Slack Time in Project Management

Slack Time in Project Management

If you manage an Agile team, your responsibilities don't only involve reaching an established goal but managing the project's timing. To plan effectively, you have to anticipate the unexpected.

However, at least one thing will go astray in many cases, or something you didn't plan will happen. That's probably the worst nightmare for all project managers.

During periods of imbalance, many PMs resort to slack time, a helpful tool that enables project flow without any significant disturbances. Now, let's see how this works and how you can benefit from slack time.

What is slack time?

Slack time is often defined as the amount of time you can delay the task without interfering with another task or affecting the completion date of your project. As we mentioned earlier, this happens when flow becomes unbalanced.

Usually, imbalance occurs when some team members finish tasks before the rest of the team. It can also happen when there aren't enough tasks to keep everyone occupied, a team member gets sick, a demanding client pulls some team away, or some procedures need more testing and research. These factors can contribute to an overall imbalance.

Therefore, project managers need to have a couple of ideas up their sleeves to cover unexpected situations. When you are faced with slack time, you will always have a solution to fit your team members' needs and meet the project deadline.

Do you know how to use slack time in the best possible way? There are two factors to consider when making this decision. Firstly, you need to focus on your project goals. You can use the slack time to work on tasks that will help you complete the project before the deadline.

Secondly, make sure to listen to your team when they suggest how to use the time. This will remove some burden off your shoulders and offer your team members a strong sense of autonomy and ownership.

What does slack time indicate?

As previously mentioned, slack time indicates the amount of time a task can be delayed without affecting other tasks. Many will refer to slack as "float" as well.

Slack time is an integral part of project management and project processes, for that matter. Therefore, you need to display it clearly on the PERT chart. Choosing to ignore slack time may cause consequences that could compromise the entire project and its efficiency.

Only when you can identify the slack time can you use it to your project's advantage. On the other hand, if some of the activities already have slack time that can be delayed, you can divert resources elsewhere and use them for more pressing activities.

How to use slack time in project management?

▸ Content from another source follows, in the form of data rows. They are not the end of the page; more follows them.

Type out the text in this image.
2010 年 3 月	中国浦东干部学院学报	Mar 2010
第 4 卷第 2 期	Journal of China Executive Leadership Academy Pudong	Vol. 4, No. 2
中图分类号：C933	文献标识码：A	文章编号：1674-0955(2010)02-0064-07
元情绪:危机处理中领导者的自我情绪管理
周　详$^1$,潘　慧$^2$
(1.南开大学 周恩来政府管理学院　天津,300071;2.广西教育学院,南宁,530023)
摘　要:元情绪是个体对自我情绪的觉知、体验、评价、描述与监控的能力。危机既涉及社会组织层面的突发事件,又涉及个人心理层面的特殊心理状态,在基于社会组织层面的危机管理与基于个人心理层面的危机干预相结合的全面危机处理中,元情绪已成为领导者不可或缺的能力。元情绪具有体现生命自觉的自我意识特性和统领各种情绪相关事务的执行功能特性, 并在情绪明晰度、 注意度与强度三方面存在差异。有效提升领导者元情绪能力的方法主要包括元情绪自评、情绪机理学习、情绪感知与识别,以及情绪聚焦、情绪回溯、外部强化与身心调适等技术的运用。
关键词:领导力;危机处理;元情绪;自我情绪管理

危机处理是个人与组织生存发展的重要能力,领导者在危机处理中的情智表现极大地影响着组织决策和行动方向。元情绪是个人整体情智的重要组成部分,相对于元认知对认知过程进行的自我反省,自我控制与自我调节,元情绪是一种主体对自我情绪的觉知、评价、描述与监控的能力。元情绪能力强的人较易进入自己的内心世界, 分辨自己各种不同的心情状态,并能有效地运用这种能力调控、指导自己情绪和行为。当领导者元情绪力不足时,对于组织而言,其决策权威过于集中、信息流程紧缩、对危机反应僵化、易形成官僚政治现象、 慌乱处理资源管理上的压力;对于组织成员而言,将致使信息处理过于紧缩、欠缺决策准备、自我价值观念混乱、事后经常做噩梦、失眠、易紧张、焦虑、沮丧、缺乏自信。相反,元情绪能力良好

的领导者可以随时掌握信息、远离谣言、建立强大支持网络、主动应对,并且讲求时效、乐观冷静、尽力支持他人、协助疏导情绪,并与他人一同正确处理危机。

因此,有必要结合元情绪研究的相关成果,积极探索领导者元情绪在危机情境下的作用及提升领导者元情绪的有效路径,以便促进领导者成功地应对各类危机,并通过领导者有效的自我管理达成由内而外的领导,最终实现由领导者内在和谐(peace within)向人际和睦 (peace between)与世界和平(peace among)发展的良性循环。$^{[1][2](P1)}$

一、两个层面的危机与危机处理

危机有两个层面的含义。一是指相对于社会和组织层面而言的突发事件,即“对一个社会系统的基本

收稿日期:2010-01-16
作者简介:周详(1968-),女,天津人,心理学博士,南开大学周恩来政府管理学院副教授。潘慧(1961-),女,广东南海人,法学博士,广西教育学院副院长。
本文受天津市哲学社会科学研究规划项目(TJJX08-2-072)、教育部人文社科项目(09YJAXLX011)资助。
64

Slack is important to the project manager for several reasons. It indicates how much you can delay an activity, beyond its earliest date, without affecting project completion time. It's important to mention that you can apply slack time only to those activities that don't lie on the critical path of the PERT chart.

For the activities on the critical path, the earliest time equals the latest start time, and the earliest finish time equals the latest finish time. Calculating slack time is a crucial part of project management.

All tasks located on the other paths of the PERT chart will have some difference between the earliest start time and the latest start time, as well as the earliest finish time and latest finish time.

This difference isn't accidentally placed here. It's used to estimate how much we can delay activity while allowing other activities and projects to be finished according to schedule.

On the other hand, you must complete activities on the critical path without delay; otherwise, they will postpone the completion of the project.

What to do with slack time?

Many project managers want every spare moment of their free time filled with work, but we are firmly against it. Slack time isn't only about flow's self-balancing mechanism; it's a tool that helps us work efficiently and effectively while occasionally blowing off some steam.

It's not natural to work all the time; you may burn out and become stressed. Even though being productive is a great thing, all productivity methods say that we need some time for ourselves. Most importantly, these breaks help us to focus on several things.

For example, mental breaks are significant because they allow us to process information, store essential data in our short-term memory, and regenerate so that we can focus on new tasks.

If you have some extra slack time and no scheduled task, don't freak out. Add a slack time card to your board and fill it with a defined activity. Or you could take a break and spend some time learning new skills.

Unfortunately, many of us take too much work instead of cooling off. This will eventually kill our happiness and cause burnout. Slack time is priceless, especially when we can leverage it to our team's advantage.

We can also apply slack time on the task we would normally dodge, or spend this time brainstorming new ideas. Slack time is highly beneficial because it allows us to increase our team's efficiency and processes.

How to calculate slack time

Do you know how to calculate slack time? It's quite easy, and it doesn't involve any complex calculations. To calculate slack time accurately, you need to determine the earliest start time for the project, establish the latest start time, and then find the difference.

We need only two things:

  • ES – the earliest time to start with the activity
  • LS – the latest time to start with the activity

The formula goes like this: Slack Time = LS-ES, and that's it.

You can also calculate slack time as the difference between the latest finish time and the early finish time. Make sure to apply this calculation to all activities in the project.